Die Redner sind oft betörende Volksaufwiegler und Agitatoren. Diese von Bismarck vorgetragene These im Kampf gegen die Sozialdemokratie definiert Rhetorik als eine Kunst, die affektiv ans Unbewusste appelliert. Kant sagte, dass Rednerkunst die Kunst ist, sich der Schwächen der Menschen zu bedienen, sie ist laut ihm gar keiner Achtung würdig. Nach Goethe ist sie die Hohe Schule des „Verstellens“, eine Disziplin, die, wie Kant behauptete, aufs „Überschleichen“ abzielt, eine Beförderin des „Aufwieglertums“. Sie stellt eine trickreiche Technik dar, mit deren Hilfe man sich gewisse Vorteile im bürgerlichen Leben erarbeiten kann.
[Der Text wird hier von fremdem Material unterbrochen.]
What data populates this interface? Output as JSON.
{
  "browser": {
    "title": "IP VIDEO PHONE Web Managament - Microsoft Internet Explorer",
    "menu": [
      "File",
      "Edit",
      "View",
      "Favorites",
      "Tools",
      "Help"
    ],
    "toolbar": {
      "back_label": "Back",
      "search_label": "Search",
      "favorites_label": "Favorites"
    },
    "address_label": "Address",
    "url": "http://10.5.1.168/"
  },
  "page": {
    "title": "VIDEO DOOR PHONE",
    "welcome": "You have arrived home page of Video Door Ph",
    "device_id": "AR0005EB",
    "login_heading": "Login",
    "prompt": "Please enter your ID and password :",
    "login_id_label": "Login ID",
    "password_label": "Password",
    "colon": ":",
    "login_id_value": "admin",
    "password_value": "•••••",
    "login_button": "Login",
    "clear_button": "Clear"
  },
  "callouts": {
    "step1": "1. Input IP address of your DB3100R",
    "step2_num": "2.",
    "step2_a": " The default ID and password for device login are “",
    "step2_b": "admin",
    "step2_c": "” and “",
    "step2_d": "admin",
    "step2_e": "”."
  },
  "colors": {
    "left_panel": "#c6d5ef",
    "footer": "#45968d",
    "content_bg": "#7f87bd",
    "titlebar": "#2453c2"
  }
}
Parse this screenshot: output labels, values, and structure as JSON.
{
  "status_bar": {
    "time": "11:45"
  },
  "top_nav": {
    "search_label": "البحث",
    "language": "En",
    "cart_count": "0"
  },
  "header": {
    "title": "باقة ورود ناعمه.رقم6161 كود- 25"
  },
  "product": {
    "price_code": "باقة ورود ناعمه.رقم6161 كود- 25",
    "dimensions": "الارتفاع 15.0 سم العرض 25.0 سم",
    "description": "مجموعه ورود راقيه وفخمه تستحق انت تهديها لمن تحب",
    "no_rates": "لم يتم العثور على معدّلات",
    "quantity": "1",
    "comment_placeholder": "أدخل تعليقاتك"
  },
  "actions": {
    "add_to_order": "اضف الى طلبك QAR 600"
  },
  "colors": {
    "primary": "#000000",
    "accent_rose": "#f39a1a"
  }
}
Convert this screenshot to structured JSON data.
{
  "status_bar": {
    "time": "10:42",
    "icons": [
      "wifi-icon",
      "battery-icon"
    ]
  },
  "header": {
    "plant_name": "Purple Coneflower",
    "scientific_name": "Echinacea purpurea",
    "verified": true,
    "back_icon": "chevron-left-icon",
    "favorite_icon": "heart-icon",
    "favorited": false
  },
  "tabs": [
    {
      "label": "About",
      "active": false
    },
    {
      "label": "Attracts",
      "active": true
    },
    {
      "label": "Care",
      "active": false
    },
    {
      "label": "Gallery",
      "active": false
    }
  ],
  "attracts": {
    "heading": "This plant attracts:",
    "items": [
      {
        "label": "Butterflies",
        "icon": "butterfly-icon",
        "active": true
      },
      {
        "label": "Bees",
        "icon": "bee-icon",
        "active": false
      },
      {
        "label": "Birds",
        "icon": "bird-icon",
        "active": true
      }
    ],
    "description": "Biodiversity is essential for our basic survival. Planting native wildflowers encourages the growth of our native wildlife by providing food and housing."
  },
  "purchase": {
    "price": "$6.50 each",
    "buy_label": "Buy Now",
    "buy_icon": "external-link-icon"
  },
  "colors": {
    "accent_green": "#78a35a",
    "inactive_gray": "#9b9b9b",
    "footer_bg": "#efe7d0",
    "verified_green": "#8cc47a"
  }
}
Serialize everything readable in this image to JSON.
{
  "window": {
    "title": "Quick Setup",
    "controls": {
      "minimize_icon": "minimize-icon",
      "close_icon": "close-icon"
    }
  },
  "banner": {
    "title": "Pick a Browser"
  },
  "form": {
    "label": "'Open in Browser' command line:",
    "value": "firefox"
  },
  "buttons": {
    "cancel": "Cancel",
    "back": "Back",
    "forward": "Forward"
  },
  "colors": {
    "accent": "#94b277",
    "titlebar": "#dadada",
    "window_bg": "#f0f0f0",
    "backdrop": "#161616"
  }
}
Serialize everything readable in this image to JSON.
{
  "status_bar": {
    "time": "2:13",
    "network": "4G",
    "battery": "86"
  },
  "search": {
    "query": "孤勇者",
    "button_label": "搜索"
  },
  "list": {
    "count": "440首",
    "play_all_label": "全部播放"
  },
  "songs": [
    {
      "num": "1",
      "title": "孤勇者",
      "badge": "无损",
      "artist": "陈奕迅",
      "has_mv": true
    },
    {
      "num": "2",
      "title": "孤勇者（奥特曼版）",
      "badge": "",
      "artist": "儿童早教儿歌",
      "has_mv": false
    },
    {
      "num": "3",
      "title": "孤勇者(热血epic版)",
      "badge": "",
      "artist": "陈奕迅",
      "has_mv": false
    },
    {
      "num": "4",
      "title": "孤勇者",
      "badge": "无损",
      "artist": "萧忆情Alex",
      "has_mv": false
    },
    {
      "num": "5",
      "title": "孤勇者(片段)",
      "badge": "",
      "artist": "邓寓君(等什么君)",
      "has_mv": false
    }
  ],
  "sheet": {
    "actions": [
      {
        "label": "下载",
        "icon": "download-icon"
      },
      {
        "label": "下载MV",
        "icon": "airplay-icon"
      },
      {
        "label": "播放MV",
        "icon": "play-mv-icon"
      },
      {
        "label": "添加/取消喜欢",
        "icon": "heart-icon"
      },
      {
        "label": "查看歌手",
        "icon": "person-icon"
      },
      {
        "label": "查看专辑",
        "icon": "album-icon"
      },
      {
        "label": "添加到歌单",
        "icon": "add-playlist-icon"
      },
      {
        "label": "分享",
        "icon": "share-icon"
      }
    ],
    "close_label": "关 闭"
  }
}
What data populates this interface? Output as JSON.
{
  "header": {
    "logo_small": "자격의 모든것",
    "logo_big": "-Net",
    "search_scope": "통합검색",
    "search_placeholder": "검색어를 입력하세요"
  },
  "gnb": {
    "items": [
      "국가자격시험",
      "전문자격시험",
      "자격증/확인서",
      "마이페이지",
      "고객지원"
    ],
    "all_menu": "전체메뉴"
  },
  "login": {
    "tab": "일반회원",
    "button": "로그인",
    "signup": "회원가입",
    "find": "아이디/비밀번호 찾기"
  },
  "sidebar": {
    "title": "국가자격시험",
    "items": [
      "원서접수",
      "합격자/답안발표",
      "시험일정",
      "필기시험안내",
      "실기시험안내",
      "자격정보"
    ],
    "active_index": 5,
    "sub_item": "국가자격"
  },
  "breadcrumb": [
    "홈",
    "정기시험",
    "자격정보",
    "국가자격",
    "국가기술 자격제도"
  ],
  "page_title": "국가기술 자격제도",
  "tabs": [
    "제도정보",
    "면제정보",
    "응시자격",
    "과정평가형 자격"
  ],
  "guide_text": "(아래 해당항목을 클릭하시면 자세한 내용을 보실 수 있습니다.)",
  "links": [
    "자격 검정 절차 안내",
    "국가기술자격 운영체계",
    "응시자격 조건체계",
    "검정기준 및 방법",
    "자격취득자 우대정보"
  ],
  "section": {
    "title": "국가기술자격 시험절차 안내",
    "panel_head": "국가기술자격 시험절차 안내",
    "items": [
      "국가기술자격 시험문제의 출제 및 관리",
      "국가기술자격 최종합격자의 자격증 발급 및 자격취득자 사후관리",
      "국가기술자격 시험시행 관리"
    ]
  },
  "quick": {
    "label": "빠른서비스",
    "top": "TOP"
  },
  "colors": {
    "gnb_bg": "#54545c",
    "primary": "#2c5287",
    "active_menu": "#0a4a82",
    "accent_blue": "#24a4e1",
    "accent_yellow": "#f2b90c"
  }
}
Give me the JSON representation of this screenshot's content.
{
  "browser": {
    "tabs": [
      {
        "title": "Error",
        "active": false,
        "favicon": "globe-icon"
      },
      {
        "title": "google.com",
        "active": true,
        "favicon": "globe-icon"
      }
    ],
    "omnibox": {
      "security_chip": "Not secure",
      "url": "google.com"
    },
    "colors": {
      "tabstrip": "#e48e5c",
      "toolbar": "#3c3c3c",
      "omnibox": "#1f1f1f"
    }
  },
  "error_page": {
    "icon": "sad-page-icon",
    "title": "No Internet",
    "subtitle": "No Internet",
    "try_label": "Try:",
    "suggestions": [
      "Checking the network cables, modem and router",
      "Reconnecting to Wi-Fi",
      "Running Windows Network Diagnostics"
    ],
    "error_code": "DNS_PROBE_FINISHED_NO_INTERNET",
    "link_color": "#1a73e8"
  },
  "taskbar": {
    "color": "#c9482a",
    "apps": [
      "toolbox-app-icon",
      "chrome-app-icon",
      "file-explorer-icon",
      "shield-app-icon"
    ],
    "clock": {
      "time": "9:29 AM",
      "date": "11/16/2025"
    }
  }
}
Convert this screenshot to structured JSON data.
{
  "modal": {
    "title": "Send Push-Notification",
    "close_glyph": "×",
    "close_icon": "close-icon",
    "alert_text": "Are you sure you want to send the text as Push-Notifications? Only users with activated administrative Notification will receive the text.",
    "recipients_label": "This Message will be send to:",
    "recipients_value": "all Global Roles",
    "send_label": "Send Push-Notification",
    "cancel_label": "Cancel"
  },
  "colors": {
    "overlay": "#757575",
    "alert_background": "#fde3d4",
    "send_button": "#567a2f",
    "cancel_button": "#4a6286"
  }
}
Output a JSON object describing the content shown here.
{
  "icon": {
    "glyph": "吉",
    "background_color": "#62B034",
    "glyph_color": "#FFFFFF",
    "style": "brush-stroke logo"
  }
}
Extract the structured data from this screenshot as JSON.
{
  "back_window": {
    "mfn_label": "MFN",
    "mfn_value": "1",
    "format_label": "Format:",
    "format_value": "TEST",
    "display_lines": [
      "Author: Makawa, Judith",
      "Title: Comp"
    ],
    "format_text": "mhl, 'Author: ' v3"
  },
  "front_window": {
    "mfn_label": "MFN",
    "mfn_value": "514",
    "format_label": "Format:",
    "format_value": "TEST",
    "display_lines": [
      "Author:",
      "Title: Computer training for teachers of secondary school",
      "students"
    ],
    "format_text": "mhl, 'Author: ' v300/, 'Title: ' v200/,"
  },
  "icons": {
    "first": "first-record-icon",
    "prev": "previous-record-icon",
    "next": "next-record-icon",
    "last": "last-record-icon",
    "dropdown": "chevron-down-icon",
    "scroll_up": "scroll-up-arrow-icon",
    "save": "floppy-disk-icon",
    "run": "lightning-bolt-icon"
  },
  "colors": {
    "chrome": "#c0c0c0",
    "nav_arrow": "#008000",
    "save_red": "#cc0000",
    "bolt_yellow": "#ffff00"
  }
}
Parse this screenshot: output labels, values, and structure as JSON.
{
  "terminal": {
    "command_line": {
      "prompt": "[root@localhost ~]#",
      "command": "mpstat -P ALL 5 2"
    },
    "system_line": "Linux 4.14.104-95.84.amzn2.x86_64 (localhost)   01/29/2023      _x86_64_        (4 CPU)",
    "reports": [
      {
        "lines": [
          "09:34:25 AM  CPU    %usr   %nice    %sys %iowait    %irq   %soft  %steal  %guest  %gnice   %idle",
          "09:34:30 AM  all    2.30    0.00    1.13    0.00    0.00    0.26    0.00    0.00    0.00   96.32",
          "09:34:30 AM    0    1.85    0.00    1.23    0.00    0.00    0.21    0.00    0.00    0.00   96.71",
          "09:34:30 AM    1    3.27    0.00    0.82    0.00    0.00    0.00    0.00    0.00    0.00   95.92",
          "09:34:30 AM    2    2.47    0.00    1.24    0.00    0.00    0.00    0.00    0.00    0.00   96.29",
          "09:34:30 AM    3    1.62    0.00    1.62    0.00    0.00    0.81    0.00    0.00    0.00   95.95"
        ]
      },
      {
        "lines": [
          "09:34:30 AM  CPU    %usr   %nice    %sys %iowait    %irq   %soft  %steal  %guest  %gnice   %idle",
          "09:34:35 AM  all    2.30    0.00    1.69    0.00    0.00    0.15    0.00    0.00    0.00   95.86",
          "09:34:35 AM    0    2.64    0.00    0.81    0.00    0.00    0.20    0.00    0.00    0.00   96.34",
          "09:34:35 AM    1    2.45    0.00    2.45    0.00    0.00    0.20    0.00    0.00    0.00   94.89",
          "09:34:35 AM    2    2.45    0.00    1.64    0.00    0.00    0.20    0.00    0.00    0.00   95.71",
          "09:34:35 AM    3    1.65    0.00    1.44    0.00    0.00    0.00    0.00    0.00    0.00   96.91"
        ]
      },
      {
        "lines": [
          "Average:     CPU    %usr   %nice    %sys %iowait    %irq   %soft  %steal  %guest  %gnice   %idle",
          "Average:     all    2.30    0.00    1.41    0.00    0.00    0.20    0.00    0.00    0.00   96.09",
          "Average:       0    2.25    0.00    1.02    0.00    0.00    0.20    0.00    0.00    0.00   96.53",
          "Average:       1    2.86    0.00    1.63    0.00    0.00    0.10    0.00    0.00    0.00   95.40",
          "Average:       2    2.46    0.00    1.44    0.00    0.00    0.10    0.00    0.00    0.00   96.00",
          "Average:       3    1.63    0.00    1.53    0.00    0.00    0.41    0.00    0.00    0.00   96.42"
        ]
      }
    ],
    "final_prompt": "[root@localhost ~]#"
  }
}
Ein Vorwurf, den man immer wieder an die Rhetorik richtet, ist der, dass sie mit Hilfe der Schönrednerei und der Eloquenz im Dienst der Agitation steht, und aufs Argument verzichtet.
Dieser Vorwurf ist falsch. Er beruht auf zwei Irrtümern: Auf der Meinung, Rhetorik sei nur eine Anleitung zum guten Reden, und auf dem Glauben, dass sie sich nur auf die Stil-Kunst beschränkt. Rhetorik ist vielmehr eine Wissenschaft deren Vertreter analysieren, wie Vernunft sprachmächtig und Denken praktisch wird.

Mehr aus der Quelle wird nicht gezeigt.